The Canadian Association of Midwives encourages free movement and instinctual behaviour in labour as well as spontaneous second stage pushing in the woman’s preferred position.9

In the US, the American College of Obstetricians and Gynecologists (ACOG, 2017) recommends that for most people “no one position needs to be mandated nor prescribed”10 and the WHO (1996) concludes that birthing people should adopt any position they like, preferable avoiding long periods of lying supine.11

What does all this information mean?

  • There is no clinical recommendation stating that you have to lie on your back for your labour and delivery, nor is there evidence that it is safer for to do so. So listen to your body and do what is comfortable for you
  • The benefits of movement and an upright birth can include shorter labours, less episiotomies, less instrumental birth, less C-sections, less pain, and more satisfaction
  • Be mindful of interventions that require you to stay in bed (for example, ask for intermittent fetal monitoring or that it be wireless if continuous monitoring is indicated)
  • Look for prenatal education classes that teach about movement and position changes in labour
  • Consider hiring a doula – they are trained and knowledgeable about positions that are great for labour and can help nurture a supportive environment
  • Some healthcare professionals are more flexible than others when it comes to birthing positions – midwives may be more accommodating than obstetricians in some cases

References: 1. Public Health Agency of Canada. What mothers say: The Canadian maternity experience survey. Ottawa (ON): 2009; 2. Declercq ER, et al. J Perinat Educ. 2014; 23(1):9-16; 3. Gupta JK, et al. Cochrane Database Syst Rev. 2017; 5:CD002006; 4. Lawrence A, et al. Cochrane Database Syst Rev. 2013; 8:CD003934; 5. Kibuka M, et al. Cochrane Database Syst Rev. 2017; 2:CD008070; 6. Walker C, et al. Int Urogynecol J. 2012; 23(9): 1249-1256; 7. Simarro M, et al. Med Sci (Basel). 2017; 5(1):5; 8. Public Health Agency of Canada. Family-centred maternity and newborn care: National Guidelines – Chapter 4. Ottawa (ON): PHAC: 2018; 9. CAM/ACSF Position Statement: Midwifery Care and normal birth. 2010; 10. American College of Obstetricians and Gynecologists. Am J Obstet Gynecol. 2019; 133:e164-173; 11. Technical Working Group, World Health Organization. Birth. 1997; 24(2): 121-123

Disclaimer: The information in this post absolutely does not constitute advice from a healthcare professional and is solely intended to provide you with general information. Each person is unique with individual circumstances, and as such some or all information may not apply to you.
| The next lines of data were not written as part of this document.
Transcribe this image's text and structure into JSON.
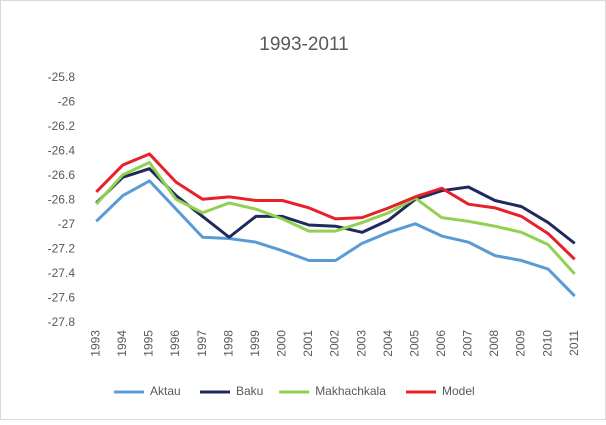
{
  "chart_data": {
    "type": "line",
    "title": "1993-2011",
    "categories": [
      "1993",
      "1994",
      "1995",
      "1996",
      "1997",
      "1998",
      "1999",
      "2000",
      "2001",
      "2002",
      "2003",
      "2004",
      "2005",
      "2006",
      "2007",
      "2008",
      "2009",
      "2010",
      "2011"
    ],
    "series": [
      {
        "name": "Aktau",
        "color": "#5b9bd5",
        "values": [
          -26.97,
          -26.76,
          -26.64,
          -26.87,
          -27.1,
          -27.11,
          -27.14,
          -27.21,
          -27.29,
          -27.29,
          -27.15,
          -27.06,
          -26.99,
          -27.09,
          -27.14,
          -27.25,
          -27.29,
          -27.36,
          -27.58
        ]
      },
      {
        "name": "Baku",
        "color": "#1f2a5c",
        "values": [
          -26.82,
          -26.61,
          -26.54,
          -26.76,
          -26.93,
          -27.1,
          -26.93,
          -26.93,
          -27.0,
          -27.01,
          -27.06,
          -26.96,
          -26.79,
          -26.72,
          -26.69,
          -26.8,
          -26.85,
          -26.98,
          -27.15
        ]
      },
      {
        "name": "Makhachkala",
        "color": "#92d050",
        "values": [
          -26.83,
          -26.59,
          -26.49,
          -26.79,
          -26.9,
          -26.82,
          -26.87,
          -26.95,
          -27.05,
          -27.05,
          -26.98,
          -26.9,
          -26.78,
          -26.94,
          -26.97,
          -27.01,
          -27.06,
          -27.16,
          -27.4
        ]
      },
      {
        "name": "Model",
        "color": "#e8202a",
        "values": [
          -26.73,
          -26.51,
          -26.42,
          -26.65,
          -26.79,
          -26.77,
          -26.8,
          -26.8,
          -26.86,
          -26.95,
          -26.94,
          -26.86,
          -26.77,
          -26.7,
          -26.83,
          -26.86,
          -26.93,
          -27.07,
          -27.28
        ]
      }
    ],
    "ylim": [
      -27.8,
      -25.8
    ],
    "yticks": [
      -25.8,
      -26,
      -26.2,
      -26.4,
      -26.6,
      -26.8,
      -27,
      -27.2,
      -27.4,
      -27.6,
      -27.8
    ],
    "grid": false,
    "legend": "bottom"
  }
}
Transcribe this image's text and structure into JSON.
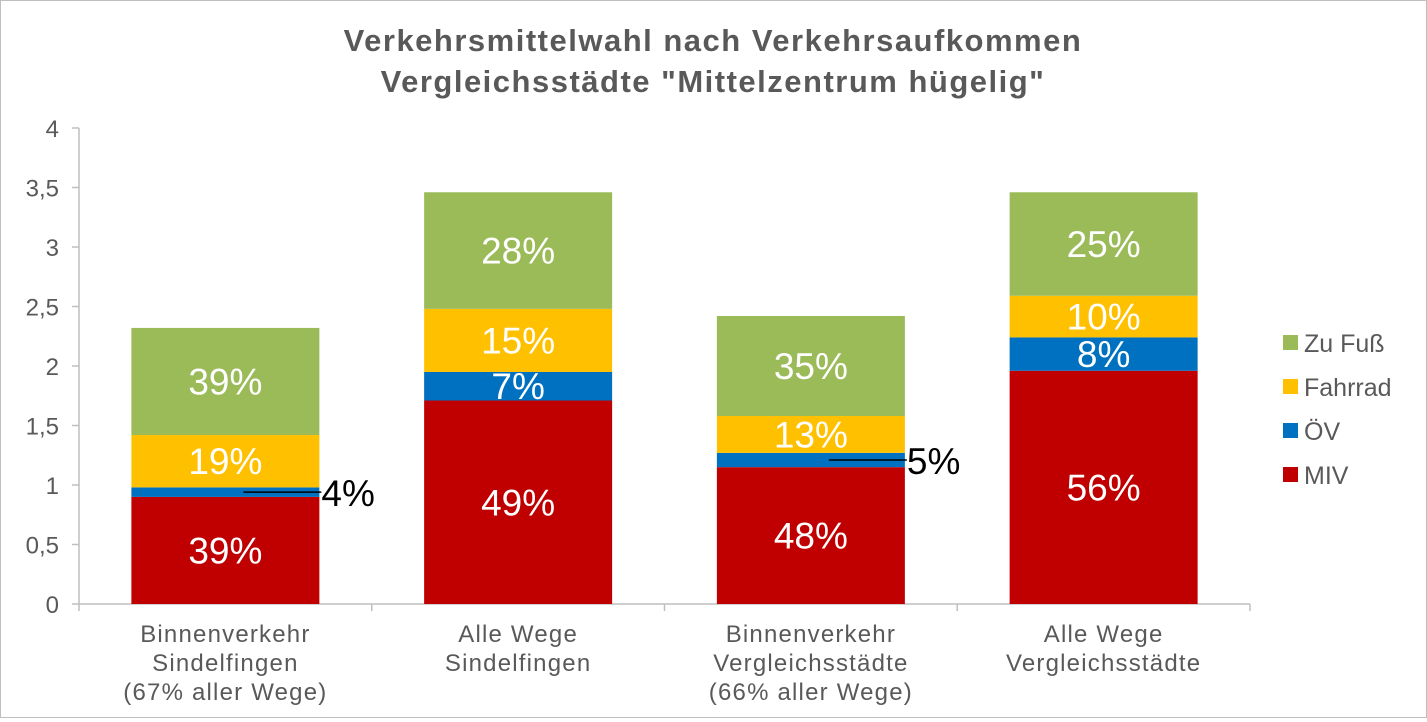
{
  "chart_data": {
    "type": "bar",
    "stacked": true,
    "title": "Verkehrsmittelwahl nach Verkehrsaufkommen",
    "subtitle": "Vergleichsstädte \"Mittelzentrum hügelig\"",
    "xlabel": "",
    "ylabel": "",
    "ylim": [
      0,
      4
    ],
    "yticks": [
      {
        "value": 0,
        "label": "0"
      },
      {
        "value": 0.5,
        "label": "0,5"
      },
      {
        "value": 1,
        "label": "1"
      },
      {
        "value": 1.5,
        "label": "1,5"
      },
      {
        "value": 2,
        "label": "2"
      },
      {
        "value": 2.5,
        "label": "2,5"
      },
      {
        "value": 3,
        "label": "3"
      },
      {
        "value": 3.5,
        "label": "3,5"
      },
      {
        "value": 4,
        "label": "4"
      }
    ],
    "categories": [
      [
        "Binnenverkehr",
        "Sindelfingen",
        "(67% aller Wege)"
      ],
      [
        "Alle Wege",
        "Sindelfingen"
      ],
      [
        "Binnenverkehr",
        "Vergleichsstädte",
        "(66% aller Wege)"
      ],
      [
        "Alle Wege",
        "Vergleichsstädte"
      ]
    ],
    "series": [
      {
        "name": "MIV",
        "color": "#c00000",
        "values": [
          0.9,
          1.71,
          1.15,
          1.96
        ],
        "labels": [
          "39%",
          "49%",
          "48%",
          "56%"
        ]
      },
      {
        "name": "ÖV",
        "color": "#0070c0",
        "values": [
          0.08,
          0.24,
          0.12,
          0.28
        ],
        "labels": [
          "4%",
          "7%",
          "5%",
          "8%"
        ]
      },
      {
        "name": "Fahrrad",
        "color": "#ffc000",
        "values": [
          0.44,
          0.53,
          0.31,
          0.35
        ],
        "labels": [
          "19%",
          "15%",
          "13%",
          "10%"
        ]
      },
      {
        "name": "Zu Fuß",
        "color": "#9bbb59",
        "values": [
          0.9,
          0.98,
          0.84,
          0.87
        ],
        "labels": [
          "39%",
          "28%",
          "35%",
          "25%"
        ]
      }
    ],
    "legend_position": "right",
    "grid": false
  }
}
This information does not substitute for your healthcare provider’s medical advice and should not be relied upon as such. Before making any decisions, be sure to reach out to a qualified healthcare professional. If you are pregnant and need to be examined, please see a physician, nurse practitioner, midwife or obstetrician.

We strive to ensure that the information provided is accurate, evidence-based, and reliable, but cannot guarantee that it is error-free or complete.